The “No Child Left Behind” legislation was well-intentioned. Raising academic standards was, and is, a laudable goal. But how, and at what price? The elimination of all non-compliant curriculum, a pervasive attitude of intellectual intolerance, a generation of students who view learning as drudgery, the suppression of personalities, a productive but largely meaningless future for the next generation? The original intentions of NCLB are not being realized, and the cost of continuing down this path is too high. More students are opting out, good teachers are leaving or being pushed out of the profession, all involved are being trained to suppress their own opinions, voices, and creativity.

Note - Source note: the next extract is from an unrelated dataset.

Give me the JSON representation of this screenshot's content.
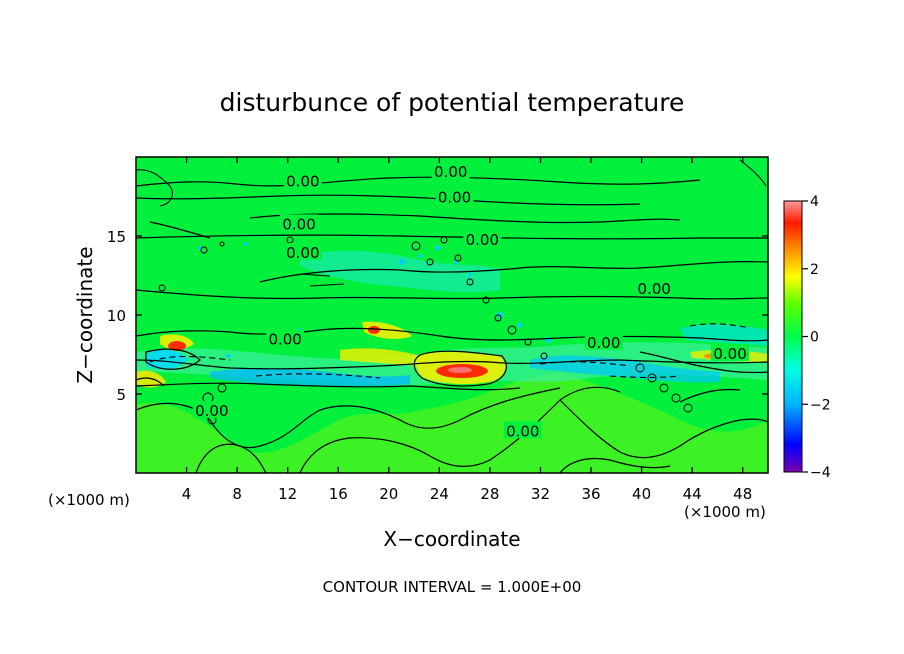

I concede that all these consequences are not directly created by the legislation itself. They are all, however, the product of a rigid educational culture centered on compliance and numerical proof based on flawed and limited assessments.
The “No Child Left Behind” Act does not live up to its name. It is rigidly intolerant of free thought, invasive in the forms it mandates and the micromanagement it inspires, arrogant in its promotion of a single vision of what education should be, obsessed with statistical proof, deadly to creativity, and at its heart, dehumanizing.
Please hear this teacher, and others who echo these concerns. NCLB was based on an idealistic but flawed vision. It is an experiment which has failed. Admit this, so we can move on. Do not renew this legislation. There is far too much to lose.
2 comments:
look at all those words!
This is a great article, and I wholeheartedly agree. I'm pretty lucky to have spent 9 years in a private school where small classes were the standard, where we had a wide variety of "units" that extended into more than one subject (the one that comes to mind is the Native American unit in 3rd grade that lasted for months, entailed all sorts of projects, and ended in a great party with costumes, traditional food, and music), and lots of field trips - the one trade off being that, along with all the above we also had a whole lot of religion/chapel/catecisim, and zero sex education.
What I learned from that style of education that I carried with me to public high school and on to art school was the idea that learning is a personal thing - you don't go to school because you have to, but because there are many great things out there to learn, and because you wanted to. The desire to seek knowledge is inspired by learning something that seems very profound that makes you want to learn more about it - being taught how to take tests, how to pull the right lever or push the right button in order to insure that your school gets the most funding it possibly can is really uninspiring. Sure, maybe kids will learn to score well on their SATs, but they'll have learned none of the critical thinking skills necessary to get them through college, or even be able to have any ideas that will make them want to go in the first place.